Low-Latency Desktop Audio Capture Without Feedback (Linux, Electron) #12

New Issue

myxelium · 2026-04-16T23:41:19Z

myxelium commented

2026-04-16 23:41:19 +00:00

User Story: Low-Latency Desktop Audio Capture Without Feedback (Linux, Electron)

Context

I am building a Discord-like application using Electron on Linux. The app includes screen sharing with system audio capture.

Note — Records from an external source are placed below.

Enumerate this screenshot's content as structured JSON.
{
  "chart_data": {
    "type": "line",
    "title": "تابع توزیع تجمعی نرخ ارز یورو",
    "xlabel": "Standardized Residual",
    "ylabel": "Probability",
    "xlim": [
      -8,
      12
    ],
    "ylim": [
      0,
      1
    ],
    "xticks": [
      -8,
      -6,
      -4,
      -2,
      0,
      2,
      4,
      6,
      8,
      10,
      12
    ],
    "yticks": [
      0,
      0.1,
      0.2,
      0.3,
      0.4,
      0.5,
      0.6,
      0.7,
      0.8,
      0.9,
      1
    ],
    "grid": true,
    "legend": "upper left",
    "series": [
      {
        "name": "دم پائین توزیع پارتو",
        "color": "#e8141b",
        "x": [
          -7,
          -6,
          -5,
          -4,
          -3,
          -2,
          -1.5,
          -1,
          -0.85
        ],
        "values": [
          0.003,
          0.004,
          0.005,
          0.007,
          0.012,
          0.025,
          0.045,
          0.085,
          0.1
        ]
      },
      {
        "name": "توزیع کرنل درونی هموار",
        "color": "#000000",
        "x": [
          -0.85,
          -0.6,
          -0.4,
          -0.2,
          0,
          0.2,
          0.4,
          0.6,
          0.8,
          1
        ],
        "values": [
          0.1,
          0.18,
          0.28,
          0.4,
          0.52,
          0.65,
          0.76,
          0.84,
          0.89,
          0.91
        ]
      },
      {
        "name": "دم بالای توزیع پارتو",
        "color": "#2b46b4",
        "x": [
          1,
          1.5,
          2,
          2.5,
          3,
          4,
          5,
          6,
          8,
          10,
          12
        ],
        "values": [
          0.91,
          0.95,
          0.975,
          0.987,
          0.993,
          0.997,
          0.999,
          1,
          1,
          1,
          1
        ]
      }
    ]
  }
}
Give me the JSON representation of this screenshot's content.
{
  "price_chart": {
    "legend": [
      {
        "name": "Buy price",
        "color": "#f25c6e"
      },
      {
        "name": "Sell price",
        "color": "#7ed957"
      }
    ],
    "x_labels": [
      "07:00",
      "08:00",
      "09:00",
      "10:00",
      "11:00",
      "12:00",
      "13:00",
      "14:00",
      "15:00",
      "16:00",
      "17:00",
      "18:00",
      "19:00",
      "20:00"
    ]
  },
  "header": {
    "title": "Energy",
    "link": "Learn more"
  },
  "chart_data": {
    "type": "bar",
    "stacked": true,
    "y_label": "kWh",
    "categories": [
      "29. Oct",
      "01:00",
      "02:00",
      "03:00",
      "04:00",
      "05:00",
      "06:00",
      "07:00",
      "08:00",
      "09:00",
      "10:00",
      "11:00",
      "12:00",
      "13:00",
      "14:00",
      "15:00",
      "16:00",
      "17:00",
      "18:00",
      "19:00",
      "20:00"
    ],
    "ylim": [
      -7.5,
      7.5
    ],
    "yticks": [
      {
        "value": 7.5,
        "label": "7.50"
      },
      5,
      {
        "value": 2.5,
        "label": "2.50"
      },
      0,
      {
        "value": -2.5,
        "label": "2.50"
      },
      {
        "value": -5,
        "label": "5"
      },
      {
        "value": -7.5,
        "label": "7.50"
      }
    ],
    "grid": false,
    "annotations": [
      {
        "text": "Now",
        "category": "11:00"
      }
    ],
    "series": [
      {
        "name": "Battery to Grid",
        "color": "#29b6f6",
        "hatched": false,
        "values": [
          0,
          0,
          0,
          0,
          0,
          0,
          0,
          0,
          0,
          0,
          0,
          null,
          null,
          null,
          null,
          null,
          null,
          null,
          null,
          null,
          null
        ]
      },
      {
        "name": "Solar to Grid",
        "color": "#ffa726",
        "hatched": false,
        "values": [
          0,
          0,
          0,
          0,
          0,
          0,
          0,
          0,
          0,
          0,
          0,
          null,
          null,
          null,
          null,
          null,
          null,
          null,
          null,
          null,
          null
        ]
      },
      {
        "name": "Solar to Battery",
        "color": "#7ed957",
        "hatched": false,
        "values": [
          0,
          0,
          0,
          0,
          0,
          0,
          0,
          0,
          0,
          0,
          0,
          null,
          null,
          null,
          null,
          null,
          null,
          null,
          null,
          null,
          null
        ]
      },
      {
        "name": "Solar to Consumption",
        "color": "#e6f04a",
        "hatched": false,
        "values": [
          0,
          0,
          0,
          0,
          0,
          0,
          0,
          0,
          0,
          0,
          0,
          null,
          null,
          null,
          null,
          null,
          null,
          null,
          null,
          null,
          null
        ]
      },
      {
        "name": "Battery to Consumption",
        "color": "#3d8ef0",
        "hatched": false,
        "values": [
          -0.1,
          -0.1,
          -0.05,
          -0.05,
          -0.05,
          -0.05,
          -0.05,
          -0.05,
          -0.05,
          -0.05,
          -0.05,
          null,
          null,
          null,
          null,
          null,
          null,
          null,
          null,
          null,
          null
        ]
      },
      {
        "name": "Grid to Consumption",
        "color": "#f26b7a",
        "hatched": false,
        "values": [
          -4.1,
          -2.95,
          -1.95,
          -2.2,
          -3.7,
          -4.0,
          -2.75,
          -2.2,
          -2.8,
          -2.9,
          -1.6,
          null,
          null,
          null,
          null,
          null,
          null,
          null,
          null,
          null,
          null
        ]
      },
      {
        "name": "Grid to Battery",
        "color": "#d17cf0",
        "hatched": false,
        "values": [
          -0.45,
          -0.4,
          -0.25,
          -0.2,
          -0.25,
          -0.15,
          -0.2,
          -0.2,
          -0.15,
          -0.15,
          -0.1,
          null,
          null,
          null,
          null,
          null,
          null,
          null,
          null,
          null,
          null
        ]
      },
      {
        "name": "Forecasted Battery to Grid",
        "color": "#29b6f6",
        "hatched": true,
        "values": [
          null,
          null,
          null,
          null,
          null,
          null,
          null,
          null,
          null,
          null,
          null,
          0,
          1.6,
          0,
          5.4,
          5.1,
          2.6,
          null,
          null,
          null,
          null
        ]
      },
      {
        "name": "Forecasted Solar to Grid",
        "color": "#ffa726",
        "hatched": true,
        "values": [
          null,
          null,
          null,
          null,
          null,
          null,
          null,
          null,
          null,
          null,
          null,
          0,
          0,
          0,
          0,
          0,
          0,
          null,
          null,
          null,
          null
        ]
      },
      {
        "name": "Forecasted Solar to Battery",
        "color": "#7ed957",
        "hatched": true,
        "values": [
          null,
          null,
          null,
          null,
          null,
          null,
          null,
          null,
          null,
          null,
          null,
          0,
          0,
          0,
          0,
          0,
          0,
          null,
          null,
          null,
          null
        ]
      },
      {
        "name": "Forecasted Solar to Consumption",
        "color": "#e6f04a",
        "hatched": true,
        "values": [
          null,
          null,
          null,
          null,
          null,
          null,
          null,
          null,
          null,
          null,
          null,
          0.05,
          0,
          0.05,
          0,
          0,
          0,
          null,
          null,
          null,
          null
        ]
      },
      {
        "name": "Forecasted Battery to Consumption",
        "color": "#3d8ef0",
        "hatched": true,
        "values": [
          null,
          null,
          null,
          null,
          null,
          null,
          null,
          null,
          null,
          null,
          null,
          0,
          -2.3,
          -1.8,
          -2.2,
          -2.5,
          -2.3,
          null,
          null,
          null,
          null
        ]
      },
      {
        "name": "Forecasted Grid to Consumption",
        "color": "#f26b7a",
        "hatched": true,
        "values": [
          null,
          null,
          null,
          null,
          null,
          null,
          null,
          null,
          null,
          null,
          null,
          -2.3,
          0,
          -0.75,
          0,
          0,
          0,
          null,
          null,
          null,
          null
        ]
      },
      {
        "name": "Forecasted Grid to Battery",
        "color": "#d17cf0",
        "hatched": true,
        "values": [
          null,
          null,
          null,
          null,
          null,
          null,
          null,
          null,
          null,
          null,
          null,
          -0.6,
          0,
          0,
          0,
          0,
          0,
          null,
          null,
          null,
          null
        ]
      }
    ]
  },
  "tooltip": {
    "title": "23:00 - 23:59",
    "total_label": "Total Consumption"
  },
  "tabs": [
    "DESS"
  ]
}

The current implementation uses PulseAudio (pactl, parec) with:

Virtual sinks (module-null-sink)
Loopbacks (module-loopback)
Monitor source capture (parec)

This setup successfully captures desktop audio while excluding the app’s own audio (preventing feedback loops). However, it introduces ~2 seconds of audio latency, causing significant desynchronization with the video stream.

Problem Statement

The current audio pipeline introduces excessive latency due to buffering across:

PulseAudio loopbacks
Monitor sources
parec internal buffering
Node.js stream + IPC transfer

This makes the solution unsuitable for real-time communication.

Goal

Design a low-latency (<100ms target) desktop audio capture system on Linux that:

Captures system audio (what the user hears)
Excludes audio produced by the app itself (no feedback loop)
Stays synchronized with video (WebRTC-friendly latency)
Works reliably across common Linux environments
Integrates with Electron

Current Architecture (Simplified)

App audio → VOICE_SINK
Other apps → SCREEN_SHARE_SINK

SCREEN_SHARE_SINK.monitor → parec → Node → IPC → renderer → WebRTC

Loopbacks:
- SCREEN_SHARE_SINK.monitor → real output sink
- VOICE_SINK.monitor → real output sink

Additionally:

Sink inputs are dynamically rerouted using pactl
App-owned processes are detected and separated
A polling + event-based system enforces routing

Key Constraints

Must run on Linux (PulseAudio and/or PipeWire environments)
Must work inside Electron (Node.js + Chromium)
Cannot rely on kernel modules or privileged access
Should degrade gracefully if advanced audio routing is unavailable
Must prevent audio feedback (strict requirement)

Non-Goals

Windows or macOS support
Microphone capture (handled separately)
Audio effects or processing (focus is routing + latency)

Requirements

Functional

Capture system audio in real time
Exclude app’s own playback audio from capture
Maintain stable routing even when new audio streams appear
Support starting/stopping capture dynamically

Non-Functional

End-to-end latency: <100ms (ideal), <200ms (acceptable)
No audible glitches or dropouts
Minimal CPU overhead
Robust against stream churn (apps opening/closing)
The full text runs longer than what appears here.